While there is nothing you can do now, you can take some measures to help prevent it from happening again: Avoid excessive thinning. It’s best to wait until after the pits have hardened to thin the clusters. Don’t take steps to increase the size of the fruit as harvest time approaches. Avoid excessive watering and fertilizing. Consistent soil moisture is best. Irregular periods of drought followed by lots of rain encourage pit split.
The peaches are safe to eat. Remove or cut away any mold on any fruit before you eat it and be careful to remove any of the broken pieces of the pit so you don’t crack a tooth.
Q: I heard a fig can have a regular crop and a breba crop. What is a breba crop?
A: Figs can bear two crops a year. The early crop is called the breba crop. It is borne on the old wood and ripens in early summer. The regular or main crop is borne on new wood and ripens later in the summer.
Q: Why are tomato plants called vines? What exactly is a “vine-ripened” tomato?
A: Tomato plants do not twine as morning-glories or pole beans do. They do not cling with rootlets the way Boston or English ivy do.

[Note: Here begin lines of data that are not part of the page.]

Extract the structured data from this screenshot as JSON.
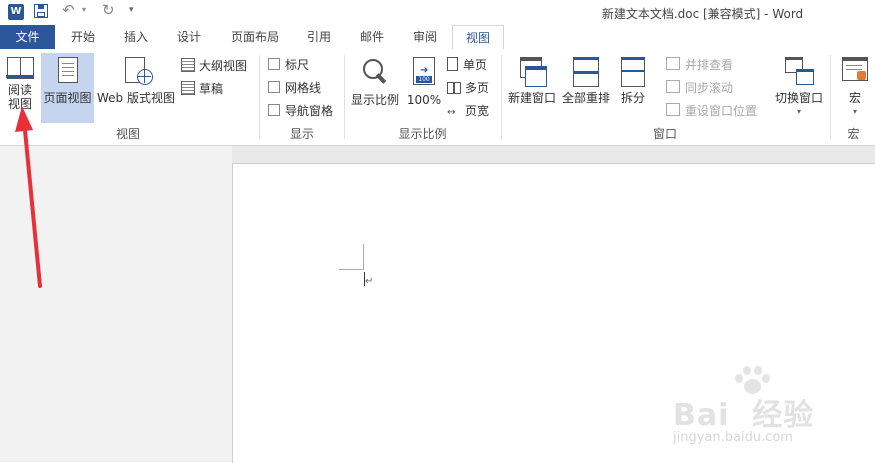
{
  "title_bar": {
    "app_icon_label": "W",
    "title": "新建文本文档.doc [兼容模式] - Word"
  },
  "tabs": [
    {
      "label": "文件"
    },
    {
      "label": "开始"
    },
    {
      "label": "插入"
    },
    {
      "label": "设计"
    },
    {
      "label": "页面布局"
    },
    {
      "label": "引用"
    },
    {
      "label": "邮件"
    },
    {
      "label": "审阅"
    },
    {
      "label": "视图"
    }
  ],
  "ribbon": {
    "views_group": {
      "label": "视图",
      "read_mode": "阅读\n视图",
      "print_layout": "页面视图",
      "web_layout": "Web 版式视图",
      "outline": "大纲视图",
      "draft": "草稿"
    },
    "show_group": {
      "label": "显示",
      "ruler": "标尺",
      "gridlines": "网格线",
      "nav_pane": "导航窗格"
    },
    "zoom_group": {
      "label": "显示比例",
      "zoom": "显示比例",
      "zoom_100": "100%",
      "one_page": "单页",
      "multi_page": "多页",
      "page_width": "页宽"
    },
    "window_group": {
      "label": "窗口",
      "new_window": "新建窗口",
      "arrange_all": "全部重排",
      "split": "拆分",
      "side_by_side": "并排查看",
      "sync_scroll": "同步滚动",
      "reset_position": "重设窗口位置",
      "switch_windows": "切换窗口"
    },
    "macros_group": {
      "label": "宏",
      "macros": "宏"
    }
  },
  "watermark": {
    "logo_text": "Bai  经验",
    "url": "jingyan.baidu.com"
  },
  "colors": {
    "accent": "#2b579a",
    "selected_bg": "#c5d5ef",
    "arrow": "#e8303a"
  }
}
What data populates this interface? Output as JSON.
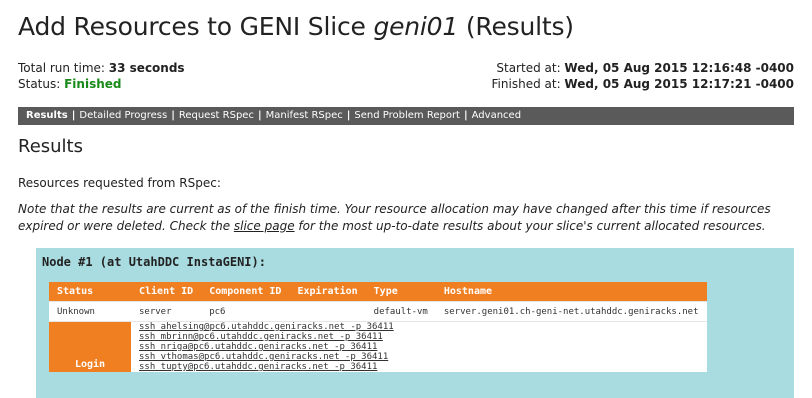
{
  "title": {
    "prefix": "Add Resources to GENI Slice ",
    "slice": "geni01",
    "suffix": " (Results)"
  },
  "run": {
    "total_label": "Total run time: ",
    "total_value": "33 seconds",
    "status_label": "Status: ",
    "status_value": "Finished",
    "started_label": "Started at: ",
    "started_value": "Wed, 05 Aug 2015 12:16:48 -0400",
    "finished_label": "Finished at: ",
    "finished_value": "Wed, 05 Aug 2015 12:17:21 -0400"
  },
  "tabs": [
    {
      "label": "Results"
    },
    {
      "label": "Detailed Progress"
    },
    {
      "label": "Request RSpec"
    },
    {
      "label": "Manifest RSpec"
    },
    {
      "label": "Send Problem Report"
    },
    {
      "label": "Advanced"
    }
  ],
  "results_heading": "Results",
  "requested_text": "Resources requested from RSpec:",
  "note": {
    "part1": "Note that the results are current as of the finish time. Your resource allocation may have changed after this time if resources expired or were deleted. Check the ",
    "link": "slice page",
    "part2": " for the most up-to-date results about your slice's current allocated resources."
  },
  "node": {
    "title": "Node #1 (at UtahDDC InstaGENI):",
    "headers": [
      "Status",
      "Client ID",
      "Component ID",
      "Expiration",
      "Type",
      "Hostname"
    ],
    "row": {
      "status": "Unknown",
      "client_id": "server",
      "component_id": "pc6",
      "expiration": "",
      "type": "default-vm",
      "hostname": "server.geni01.ch-geni-net.utahddc.geniracks.net"
    },
    "login_label": "Login",
    "ssh": [
      "ssh ahelsing@pc6.utahddc.geniracks.net -p 36411",
      "ssh mbrinn@pc6.utahddc.geniracks.net -p 36411",
      "ssh nriga@pc6.utahddc.geniracks.net -p 36411",
      "ssh vthomas@pc6.utahddc.geniracks.net -p 36411",
      "ssh tupty@pc6.utahddc.geniracks.net -p 36411"
    ]
  }
}
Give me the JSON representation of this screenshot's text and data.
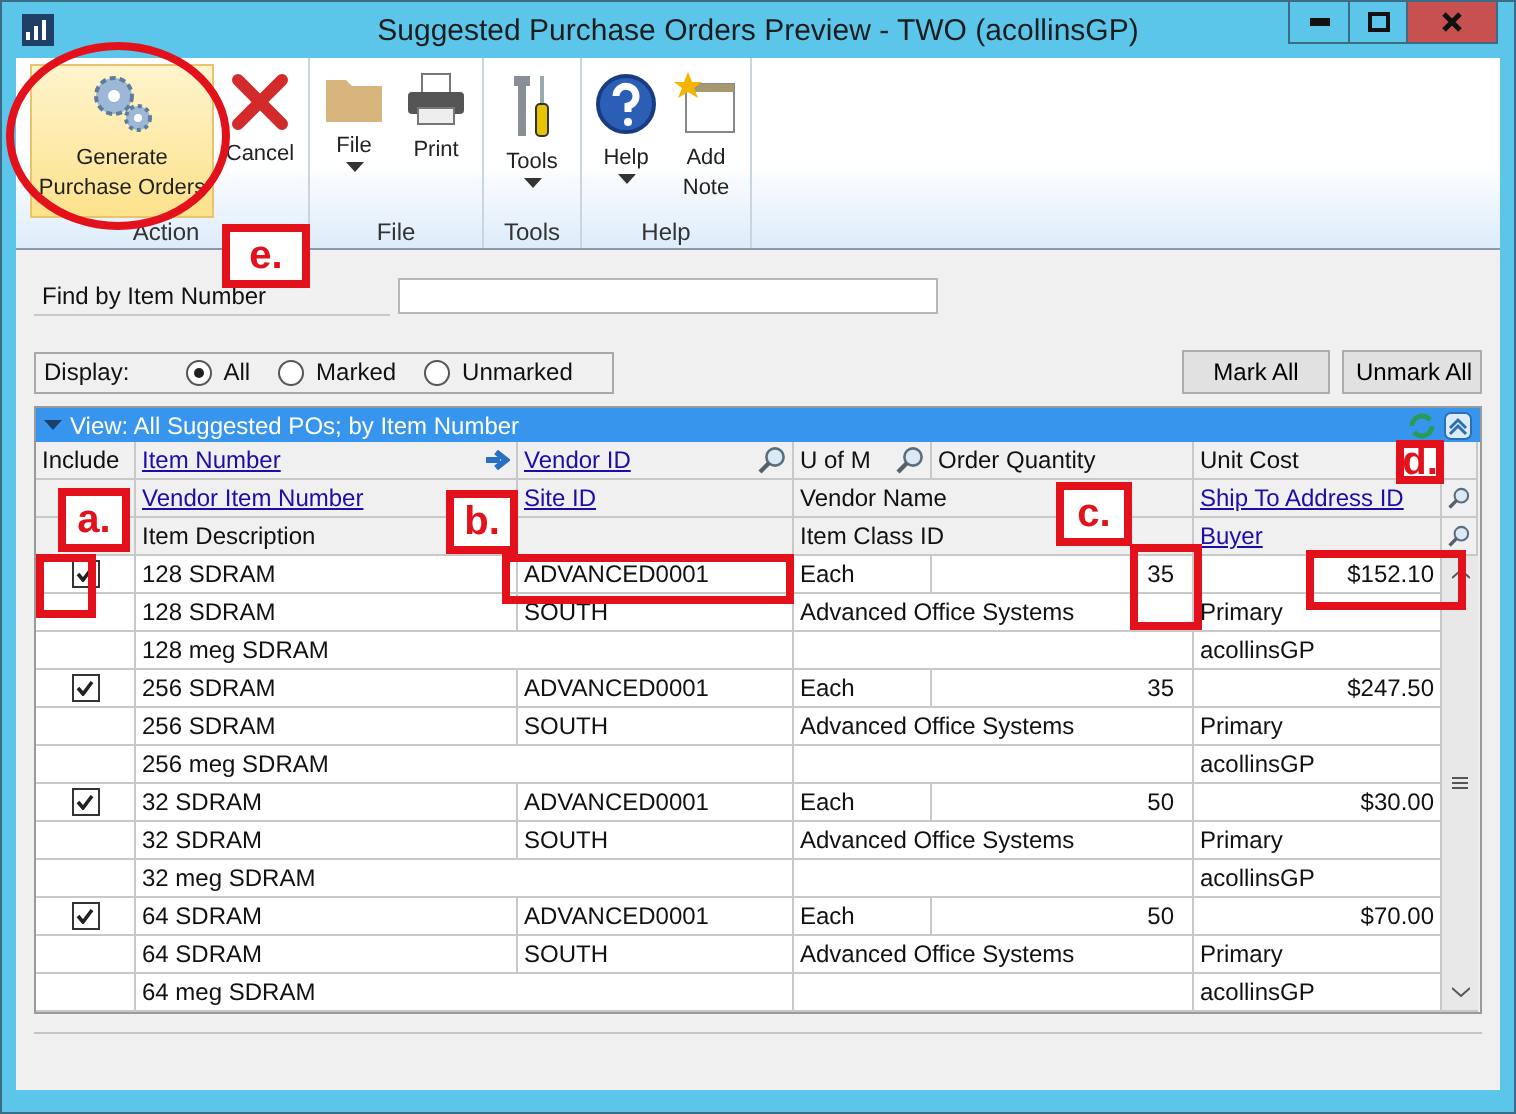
{
  "window": {
    "title": "Suggested Purchase Orders Preview  -  TWO (acollinsGP)"
  },
  "ribbon": {
    "groups": [
      {
        "label": "Action",
        "buttons": [
          {
            "label": "Generate Purchase Orders",
            "highlighted": true,
            "dropdown": false
          },
          {
            "label": "Cancel",
            "highlighted": false,
            "dropdown": false
          }
        ]
      },
      {
        "label": "File",
        "buttons": [
          {
            "label": "File",
            "highlighted": false,
            "dropdown": true
          },
          {
            "label": "Print",
            "highlighted": false,
            "dropdown": false
          }
        ]
      },
      {
        "label": "Tools",
        "buttons": [
          {
            "label": "Tools",
            "highlighted": false,
            "dropdown": true
          }
        ]
      },
      {
        "label": "Help",
        "buttons": [
          {
            "label": "Help",
            "highlighted": false,
            "dropdown": true
          },
          {
            "label": "Add Note",
            "highlighted": false,
            "dropdown": false
          }
        ]
      }
    ]
  },
  "find": {
    "label": "Find by Item Number"
  },
  "display": {
    "label": "Display:",
    "options": [
      {
        "label": "All",
        "selected": true
      },
      {
        "label": "Marked",
        "selected": false
      },
      {
        "label": "Unmarked",
        "selected": false
      }
    ]
  },
  "buttons": [
    "Mark All",
    "Unmark All"
  ],
  "grid": {
    "view": "View: All Suggested POs; by Item Number",
    "header": {
      "include": "Include",
      "item_number": "Item Number",
      "vendor_id": "Vendor ID",
      "u_of_m": "U of M",
      "order_quantity": "Order Quantity",
      "unit_cost": "Unit Cost",
      "vendor_item_number": "Vendor Item Number",
      "site_id": "Site ID",
      "vendor_name": "Vendor Name",
      "ship_to": "Ship To Address ID",
      "description": "Item Description",
      "item_class": "Item Class ID",
      "buyer": "Buyer"
    },
    "items": [
      {
        "include": true,
        "item_number": "128 SDRAM",
        "vendor_id": "ADVANCED0001",
        "u_of_m": "Each",
        "order_quantity": "35",
        "unit_cost": "$152.10",
        "vendor_item_number": "128 SDRAM",
        "site_id": "SOUTH",
        "vendor_name": "Advanced Office Systems",
        "ship_to": "Primary",
        "description": "128 meg SDRAM",
        "buyer": "acollinsGP"
      },
      {
        "include": true,
        "item_number": "256 SDRAM",
        "vendor_id": "ADVANCED0001",
        "u_of_m": "Each",
        "order_quantity": "35",
        "unit_cost": "$247.50",
        "vendor_item_number": "256 SDRAM",
        "site_id": "SOUTH",
        "vendor_name": "Advanced Office Systems",
        "ship_to": "Primary",
        "description": "256 meg SDRAM",
        "buyer": "acollinsGP"
      },
      {
        "include": true,
        "item_number": "32 SDRAM",
        "vendor_id": "ADVANCED0001",
        "u_of_m": "Each",
        "order_quantity": "50",
        "unit_cost": "$30.00",
        "vendor_item_number": "32 SDRAM",
        "site_id": "SOUTH",
        "vendor_name": "Advanced Office Systems",
        "ship_to": "Primary",
        "description": "32 meg SDRAM",
        "buyer": "acollinsGP"
      },
      {
        "include": true,
        "item_number": "64 SDRAM",
        "vendor_id": "ADVANCED0001",
        "u_of_m": "Each",
        "order_quantity": "50",
        "unit_cost": "$70.00",
        "vendor_item_number": "64 SDRAM",
        "site_id": "SOUTH",
        "vendor_name": "Advanced Office Systems",
        "ship_to": "Primary",
        "description": "64 meg SDRAM",
        "buyer": "acollinsGP"
      }
    ]
  },
  "callouts": [
    {
      "label": "e."
    },
    {
      "label": "a."
    },
    {
      "label": "b."
    },
    {
      "label": "c."
    },
    {
      "label": "d."
    }
  ]
}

They do not attach themselves with tendrils the way grape or cucumber vines do. However, because of the loose, sprawling habit that requires some varieties to need staking or trellising, tomato plants are sometimes called vines.
A true vine-ripened tomato is a tomato that is allowed to grow and mature on the vine and is not picked until it is actually ripe. A tomato that has been allowed to ripen on the vine is sweeter and juicier than one that is picked while it is still green and ripened off the vine. Some tomatoes you see at the supermarket are picked green or nearly green and gassed with ethylene to ripen them. One note of caution: There are some sellers who will call a tomato “vine-ripened” if it is picked when it is showing any redness or color other than green. A true vine-ripened tomato is less suitable for shipping because of its susceptibility to bruising and shorter shelf-life.
You are most likely to get true vine-ripened tomatoes by growing them yourself or buying directly from a farm or farmers market. After you eat a juicy, vine-ripened Georgia grown tomato from your own garden or from a local farmer, you don’t want to go back to those Styrofoam things they call tomatoes that were picked ages ago and shipped from hundreds or thousands of miles away.